Autre démarche pédagogique souvent intéressante, l’entrée par l’écriture de forme littéraire. Certains tableaux de peinture sont d’excellents déclencheurs d’écriture : on peut demander aux élèves de décrire aussi justement que possible un objet, un paysage, un personnage ; ou encore de faire parler les personnages, jouer le dialogue, reconstruire le tableau vivant ; ou enfin d’imaginer ce que ne montre pas un tableau (ce qu’il y a au bout d’un chemin, derrière un arbre – ou ce qu’évoque une représentation non figurative). Ces activités d’écriture d’invention, écriture créative, seront d’autant plus intéressantes qu’elles s’articuleront plus étroitement à l’analyse du tableau pour contribuer à en construire le sens : il est possible de demander aux élèves de commenter ou d’expliquer leur texte (pourquoi ils ont donné tel trait de caractère à tel personnage, pourquoi ils ont imaginé tel titre à un tableau non figuratif, pourquoi ils ont eu du mal à décrire tel objet), ce qui les amène comme par la force des choses à concevoir un discours prenant en compte les procédés plastiques. Autre pratique d’écriture intéressante : quand existe sur un tableau qu’on a étudié une ekphrasis d’auteur, on peut, avant de la faire lire aux élèves, leur faire écrire, collectivement ou individuellement, leur propre description (pour permettre la comparaison, la construction de la description, calquée sur celle de l’auteur, peut être imposée). L’objectif d’un tel dispositif est de permettre aux élèves de prendre conscience de la singularité des différentes réceptions, et de se poser de l’intérieur la question de la transposition des procédés plastiques par des procédés verbaux.
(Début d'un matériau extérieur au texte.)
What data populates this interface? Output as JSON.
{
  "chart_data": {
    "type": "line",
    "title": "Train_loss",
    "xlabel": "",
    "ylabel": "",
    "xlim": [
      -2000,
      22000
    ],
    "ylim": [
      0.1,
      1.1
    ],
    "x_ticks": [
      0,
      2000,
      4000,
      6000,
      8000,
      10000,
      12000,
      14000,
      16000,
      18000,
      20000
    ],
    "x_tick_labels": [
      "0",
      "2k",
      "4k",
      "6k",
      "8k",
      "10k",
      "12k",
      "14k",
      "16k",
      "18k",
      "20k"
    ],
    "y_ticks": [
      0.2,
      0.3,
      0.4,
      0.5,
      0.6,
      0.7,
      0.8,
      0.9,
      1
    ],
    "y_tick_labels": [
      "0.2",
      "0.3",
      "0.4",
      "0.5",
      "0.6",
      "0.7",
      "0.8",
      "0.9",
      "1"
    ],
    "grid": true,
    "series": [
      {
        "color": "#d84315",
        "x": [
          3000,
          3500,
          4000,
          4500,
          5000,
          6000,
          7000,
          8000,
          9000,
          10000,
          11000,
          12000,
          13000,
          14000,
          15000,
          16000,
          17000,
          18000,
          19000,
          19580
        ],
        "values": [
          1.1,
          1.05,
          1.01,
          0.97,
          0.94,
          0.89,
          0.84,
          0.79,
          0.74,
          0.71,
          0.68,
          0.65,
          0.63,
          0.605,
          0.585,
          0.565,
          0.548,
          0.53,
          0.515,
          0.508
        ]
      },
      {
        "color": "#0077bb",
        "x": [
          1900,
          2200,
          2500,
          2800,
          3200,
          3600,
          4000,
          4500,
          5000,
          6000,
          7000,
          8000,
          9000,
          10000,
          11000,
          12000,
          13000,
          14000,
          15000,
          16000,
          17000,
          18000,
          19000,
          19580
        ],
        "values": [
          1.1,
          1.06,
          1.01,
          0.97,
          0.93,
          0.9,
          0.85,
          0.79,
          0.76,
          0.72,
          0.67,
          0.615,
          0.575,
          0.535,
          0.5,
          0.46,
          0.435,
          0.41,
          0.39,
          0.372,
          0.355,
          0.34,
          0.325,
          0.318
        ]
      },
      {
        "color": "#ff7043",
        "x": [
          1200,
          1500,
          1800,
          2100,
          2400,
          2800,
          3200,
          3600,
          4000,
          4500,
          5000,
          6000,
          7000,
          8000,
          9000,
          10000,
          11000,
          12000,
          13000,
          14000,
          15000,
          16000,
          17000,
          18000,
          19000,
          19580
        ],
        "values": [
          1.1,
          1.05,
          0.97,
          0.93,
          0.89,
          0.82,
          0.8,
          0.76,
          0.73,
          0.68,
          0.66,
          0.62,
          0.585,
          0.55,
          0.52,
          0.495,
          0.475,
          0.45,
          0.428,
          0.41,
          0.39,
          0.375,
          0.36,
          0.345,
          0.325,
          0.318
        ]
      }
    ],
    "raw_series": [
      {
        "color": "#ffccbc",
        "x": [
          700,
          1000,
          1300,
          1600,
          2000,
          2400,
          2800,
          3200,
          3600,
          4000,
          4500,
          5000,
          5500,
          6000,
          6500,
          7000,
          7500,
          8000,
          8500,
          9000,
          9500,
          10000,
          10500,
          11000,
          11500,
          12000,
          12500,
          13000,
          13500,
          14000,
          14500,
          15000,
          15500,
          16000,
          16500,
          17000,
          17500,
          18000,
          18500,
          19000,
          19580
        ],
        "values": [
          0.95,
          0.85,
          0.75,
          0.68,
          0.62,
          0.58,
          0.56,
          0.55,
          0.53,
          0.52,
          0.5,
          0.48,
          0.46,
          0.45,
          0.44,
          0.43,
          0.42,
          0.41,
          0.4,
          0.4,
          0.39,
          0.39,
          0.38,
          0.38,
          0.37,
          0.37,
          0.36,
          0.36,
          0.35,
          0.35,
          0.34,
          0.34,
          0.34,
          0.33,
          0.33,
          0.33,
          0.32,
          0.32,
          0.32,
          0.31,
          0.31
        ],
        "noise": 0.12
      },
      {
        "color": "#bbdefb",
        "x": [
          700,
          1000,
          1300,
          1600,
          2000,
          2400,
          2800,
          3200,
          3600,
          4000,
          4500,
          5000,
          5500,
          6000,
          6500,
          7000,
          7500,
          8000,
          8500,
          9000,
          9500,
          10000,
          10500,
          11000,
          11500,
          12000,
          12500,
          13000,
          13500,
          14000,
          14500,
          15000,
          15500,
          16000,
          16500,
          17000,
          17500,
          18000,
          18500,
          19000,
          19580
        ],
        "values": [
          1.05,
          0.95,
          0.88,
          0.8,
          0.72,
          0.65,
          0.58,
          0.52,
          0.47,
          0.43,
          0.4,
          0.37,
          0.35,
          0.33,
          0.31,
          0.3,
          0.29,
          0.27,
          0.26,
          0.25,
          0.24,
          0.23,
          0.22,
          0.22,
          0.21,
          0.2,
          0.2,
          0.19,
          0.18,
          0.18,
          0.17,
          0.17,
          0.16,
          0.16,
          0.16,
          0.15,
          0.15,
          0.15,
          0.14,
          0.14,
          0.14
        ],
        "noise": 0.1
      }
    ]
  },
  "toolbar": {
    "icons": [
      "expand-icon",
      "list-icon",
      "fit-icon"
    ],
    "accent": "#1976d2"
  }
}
Quel que soit le dispositif didactique que le professeur retiendra, quelles que soit la ou les compétences dont il fera ses objectifs, quel que soit bien sûr le tableau de peinture qu’il montrera à ses élèves, l’essentiel est sans doute que nous sachions les rendre sensibles à la façon dont l’œuvre d’art fait sens et au travail des deux langages, plastique et verbal, chacun dans sa spécificité : que ce soit en les amenant, par l’écriture d’invention, à entrer dans le vaste dialogue des peintres et des littérateurs, aussi modestement qu’on voudra et peut-être en s’en amusant ; ou par l’écriture analytique, à s’essayer à la critique d’art tout en s’entraînant au commentaire littéraire. Ou encore en découvrant le musée de peinture comme un jeu de piste ou une chasse aux trésors. Ou en cherchant sur internet des indices pour résoudre une question iconographique, des reproductions à comparer, des détails d’un tableau. Ou aussi en reconstituant un tableau vivant, ou en faisant parler les personnages. Ou encore en fabriquant, en salle informatique, un diaporama à projeter à ses camarades pour un exposé. Ou en écrivant, sous forme de nouvelle, une visite singulière au musée… Les occasions de passer par la peinture en classe de français nous semblent aujourd’hui si nombreuses et si diverses que nous nous attarderions bien à notre détour en oubliant presque… de revenir au texte littéraire !
Marie-Sylvie Claude et Genevière Di Rosa, professeures de français au lycée de Thiais et formatrices à l’IUFM de Créteil.